Aus der Studentenbewegung kommend, entstanden Ende der sechziger Jahre die ersten Frauengruppen im studentischen Milieu, wie etwa der Aktionsrat zur Befreiung der Frau in Berlin oder der Weiberrat und die Frauengruppe im Revolutionären Kampf (RK) in Frankfurt. Der Mief von tausend Jahren,(1) der Krieg in Vietnam und die Erfahrungen der wilden Streiks Mitte/Ende der sechziger Jahre in der Bundesrepublik hatten die Universitäten zum Tanzen gebracht. Die antiautoritäre Studentenbewegung ebnete sozusagen den Weg zur Kritik am autoritären Gehabe der männlichen Kommilitonen und späteren Lebenspartner oder Ehemänner. Insofern ist die Rede der heutigen Filmemacherin Helke Sander auf der SDS-Konferenz 1968 als Spiegel zu verstehen, den die Frauen des Aktionsrates für die Befreiung der Frau ihren Genossen vorhielten. In dieser Rede forderten sie die Erweiterung bzw. Erneuerung des politischen Ortes (Alltag, Bett etc.) und der Kampfformen. Bloße ökonomistische Erklärungsmuster reichten ihnen nicht mehr aus, um das System der Ausbeutung zu erklären. Die Analyse und Kritik der Herrschaftsverhältnisse in ihren alltäglichen und für Frauen spezifischen Ausprägungen sollten entwickelt werden. 

Diese Forderung faßte die Neue Frauenbewegung in dem Slogan Das Private ist politisch. Schon früh richteten sich die Aktivitäten der Frauen auf Bereiche des weiblichen Lebenszusammenhangs: gewollte und ungewollte Schwangerschaft, Mutterschaft und (Haus)Arbeit. Insofern spielte die Auseinandersetzung um den §218 eine zentrale Rolle. Vielen Frauen, nicht nur im studentischen Milieu, erschien die Abschaffung des Abtreibungsverbots längst überfällig. Bereits 1969 hatte die SPD einen Gesetzesentwurf zur Reform des §218 vorgelegt. Spätestens seit diesem Zeitpunkt hatten Frauen aus dem sozialliberalen Umfeld sich aktiv für die Fristenregelung eingesetzt und verschiedene Initiativen gegründet. Im Kampf gegen den §218 trafen sich Frauen aus unterschiedlichen Spektren. Im Juli 1971 auf der zweiten Deligiertenkonferenz aller am Kampf gegen den §218 interessierten Gruppen in Frankfurt einigten sie sich auf die Forderung nach einer ersatzlosen Streichung des §218. Sie brachte zum Ausdruck, daß sie nicht mehr gewillt waren, sich von Staat und Kirche auf die Tische der KurpfuscherInnen oder ins Ausland zwingen zu lassen.

Die Frauen richteten sich mit medienwirksamen Aktionen an die Öffentlichkeit, hofften sie doch, über diesen Weg mehr Frauen erreichen und zur gesellschaftlich relevanten Kraft werden zu können. Öffentliche Regelverletzung war nicht nur eines der medienwirksamsten Propagandamittel, sondern auch Ausdruck der Ablehnung staatlicher Normsetzung. Die Selbstbezichtigungsanzeige Wir haben abgetrieben, im Juni 1971 im Stern veröffentlicht, wie auch die öffentlichen Massenfahrten nach Holland in die dortigen Abtreibungskliniken sind in diesem Kontext zu verstehen. Und selbst nachdem gegen das Frankfurter Frauenzentrum Anzeige wegen Bildung einer kriminellen Vereinigung nach §129 erstattet worden war, betonten die Frauen, mit ähnlichen Aktionen weiterhin die Machtfrage(2) stellen zu wollen.

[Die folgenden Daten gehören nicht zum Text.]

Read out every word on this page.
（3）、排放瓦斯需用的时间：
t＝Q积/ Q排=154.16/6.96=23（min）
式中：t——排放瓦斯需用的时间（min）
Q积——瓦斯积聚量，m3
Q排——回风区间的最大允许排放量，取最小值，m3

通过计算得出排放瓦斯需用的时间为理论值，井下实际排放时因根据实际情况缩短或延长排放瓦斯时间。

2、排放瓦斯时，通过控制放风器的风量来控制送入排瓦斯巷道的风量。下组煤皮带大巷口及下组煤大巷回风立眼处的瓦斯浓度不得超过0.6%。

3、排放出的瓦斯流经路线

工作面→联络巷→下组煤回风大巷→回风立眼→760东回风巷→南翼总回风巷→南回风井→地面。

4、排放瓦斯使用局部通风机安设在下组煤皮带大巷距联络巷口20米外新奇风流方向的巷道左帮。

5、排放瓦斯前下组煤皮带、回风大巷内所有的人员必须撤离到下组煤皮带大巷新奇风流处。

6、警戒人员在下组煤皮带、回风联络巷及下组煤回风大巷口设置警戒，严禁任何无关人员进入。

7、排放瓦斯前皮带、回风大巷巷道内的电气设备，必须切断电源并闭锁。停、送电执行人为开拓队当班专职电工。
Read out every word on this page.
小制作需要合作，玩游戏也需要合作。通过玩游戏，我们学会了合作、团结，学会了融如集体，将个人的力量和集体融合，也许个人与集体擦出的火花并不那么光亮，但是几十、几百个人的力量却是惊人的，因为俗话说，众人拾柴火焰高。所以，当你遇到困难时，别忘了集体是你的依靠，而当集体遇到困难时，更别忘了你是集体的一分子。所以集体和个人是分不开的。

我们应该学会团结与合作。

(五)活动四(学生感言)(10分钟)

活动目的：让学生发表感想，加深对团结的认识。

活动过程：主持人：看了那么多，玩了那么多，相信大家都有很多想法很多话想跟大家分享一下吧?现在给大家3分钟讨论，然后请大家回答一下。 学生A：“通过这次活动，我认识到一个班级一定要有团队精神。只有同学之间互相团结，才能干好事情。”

Zu dem alten Argument der sozialen Ungerechtigkeit, die eine Zwei-Klassen-Abtreibungspraxis hervorbrachte, gesellten sich Analysen des kapitalistischen Gesundheitswesens und der internationalen Bevölkerungspolitik, die einerseits die Völkermordpraxis der imperialistischen Länder an Frauen der 3.Welt(3) anklagten und andererseits den Zwang zur Mutterschaft in den Metropolen aufzeigten. In diesem Zusammenhang wurden auch die gesundheitsschädlichen Verhütungsmittel und die Vergabe- und Beratungspraxis der FrauenärztInnen angegriffen. Außerdem erkannten die Frauen, daß der Mythos von der Frau als dem Mann untergebenes, dem Haus zugeordnetes und zur Mutterschaft geborenes Wesen in den Zwang zur Heterosexualität mündet. Zwangsheterosexualität wurde als Teil der patriarchalen Ideologie entlarvt.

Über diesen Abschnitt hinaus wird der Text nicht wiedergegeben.